“Yes.” The bitterness spilled from him. “So you’ve said.”
“Doesn’t it help, knowing it’s not you?”
“It would be better if itwereme. Then I would have a reason.”
Henry entered the parlor wearing the livery in which he had served the previous baron, antique breeches and a tailed coat. It had never occurred to Jack to tell Henry he might put the suit aside if he wished, for who would see him here? Jack never entertained—Anne-Marie had disliked crowds of people—and he would not have Leda for his helpmeet, a beautiful, clever wife who shone in company, who drew people to her like moths to flame.
She smiled at May, the housemaid, as she trundled in after Henry with the tureen of soup, placing it as carefully on the table as if she were serving the queen.
“Is it a great fuss for you downstairs, May, if we take in Miss Nora?”
May’s eyes widened. “Thas alright, tha is. Her’s a right mite, so thin and tiny, but she’s useter work, so she won’t get primmicky, and she’ll fit in the upstairs with Miss Muriel for now.” She shook her head. “Hant a scrap with her but her bag. It went sadly with her in the town, I shink.”
Jack winced, feeling this report on Ellinore’s state a further accusation of his neglect. He’d assumed the child was better off with her grandparents, even if they didn’t acknowledge her outright. Anne-Marie hadn’t really cared for the company of children; she liked to sew and do fine work, take long walks in her own company, and she could seclude herself in her dressing room for hours, trying on different adornments.
Anne-Marie, come to think, had possessed that same self-containment he saw in Leda, but where Anne-Marie had been cool and remote, Leda was warm and approachable. It was like her to notice that taking in an orphan would create more work for the servants, and like her to broach the subject directly.
Anne-Marie, like most of her class, had assumed servants existed to do the job for which they had been hired, seeing to her comfort. Leda saw the human creature within. Jack hadn’t missed how his aunt’s butler in Bath had chivvied his ladyship’s companion, and that the man would dare showed he considered himself one of the household, not a stick of furniture that moved about.
Nevertheless, as soon as the dishes had been laid, Jack sent the servants away. Leda stirred her soup; Jack regarded his wine.
“I knew Anne-Marie had a past when I courted her.”
Her eyes were a deep gray in the candlelight, like a tidal pool at dusk. “And you approached her despite that?”
“Because of it, I think. I knew I must have a wife, and I was attached to no one. I didn’t see a risk that I would become attached to anyone. I was ridiculed when I arrived. A baron’s coronet on the head of a shoemaker’s son? The very foundations of the earth should tremble and fall.”
Leda applied herself to her soup, sipping delicately as she listened. The woman didn’t hide her appetite. Jack wondered if meals at the asylum had been inadequate, and that was why Leda openly savored her food.
“You didn’t think you would find love?” she asked softly.
He met her gaze. “Did you ever imagine you would?”
She took up her fork and pried at the shell of a lobster. “We are discussing your courtship. I’ve been told she was very lovely.”
“She was. Many had tried for her hand. I was told to harbor no hope. But I had that coronet, you see. The best on offer around here are baronets and vicars.”
She lifted her brows. “That swayed her?”
“It swayed her parents, certainly.”
“Ah.”
The flame of the candle in its stick before him flickered as Leda passed him a dish of buttered asparagus. “But were you happy?”
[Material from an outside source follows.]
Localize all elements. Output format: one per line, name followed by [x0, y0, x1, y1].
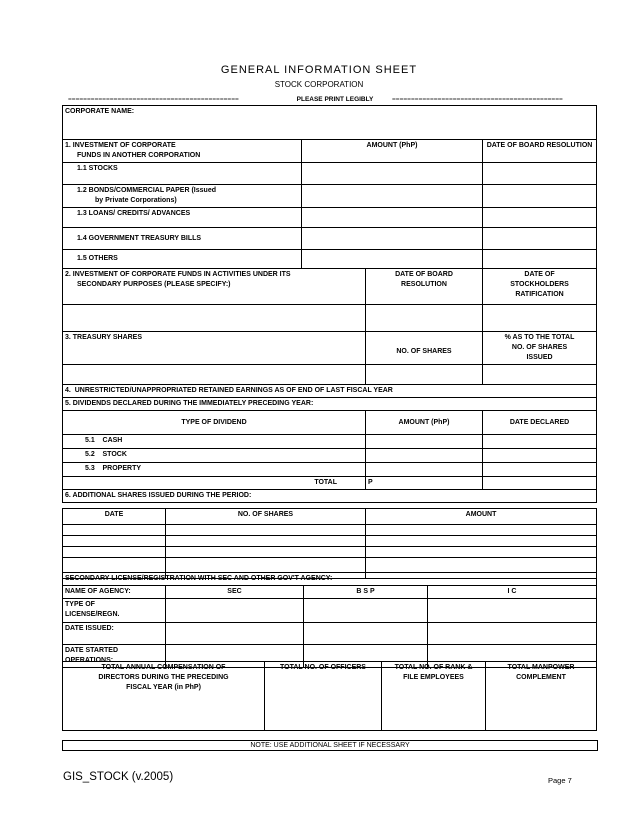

“Not in the least. Nothing I did could please her. I was as kind to her as I knew how to be.” He caught the flicker of Leda’s eyelids, the narrowing of suspicion, there and gone. “But I, even with the title, was not enough. She was rarely content. I thought a child might cheer her, but when Muriel was born…”
“A difficult birth? I saw one with Ives, remember. You will not turn me off my food.”
He smiled with one half of his mouth. No, indeed, from the way she tackled the dish of cauliflower, she was not squeamish about talk of childbirth.
“It was the melancholy that gripped her.” Jack drew in a deep breath. Even now, these shadows held teeth and claws when they sprang out again at him. “It was dark. Deep. I knew no way to draw her out of it. She had no interest in the babe, she would not nurse—she could scarcely leave her bed. I feared she would starve to death under my roof.”
Leda chewed, then chased her bite with a swallow of wine. “I have heard it goes ill for some women. Motherhood is not every woman’s sole mission in life. And not always the rarefied joy that the church fathers would have us believe.”
“She did not wish me to touch her thereafter.” Jack swallowed hard. Shame tasted tart, like the horseradish Mrs. Leech had used to flavor the leg of mutton with oysters. “And I respected her wishes. I feared what another childbirth would drive her to. But then, of course…”
His lips closed over the words. This shame, he could not share. Despair choked him, the oyster turning cold and gummy in his throat.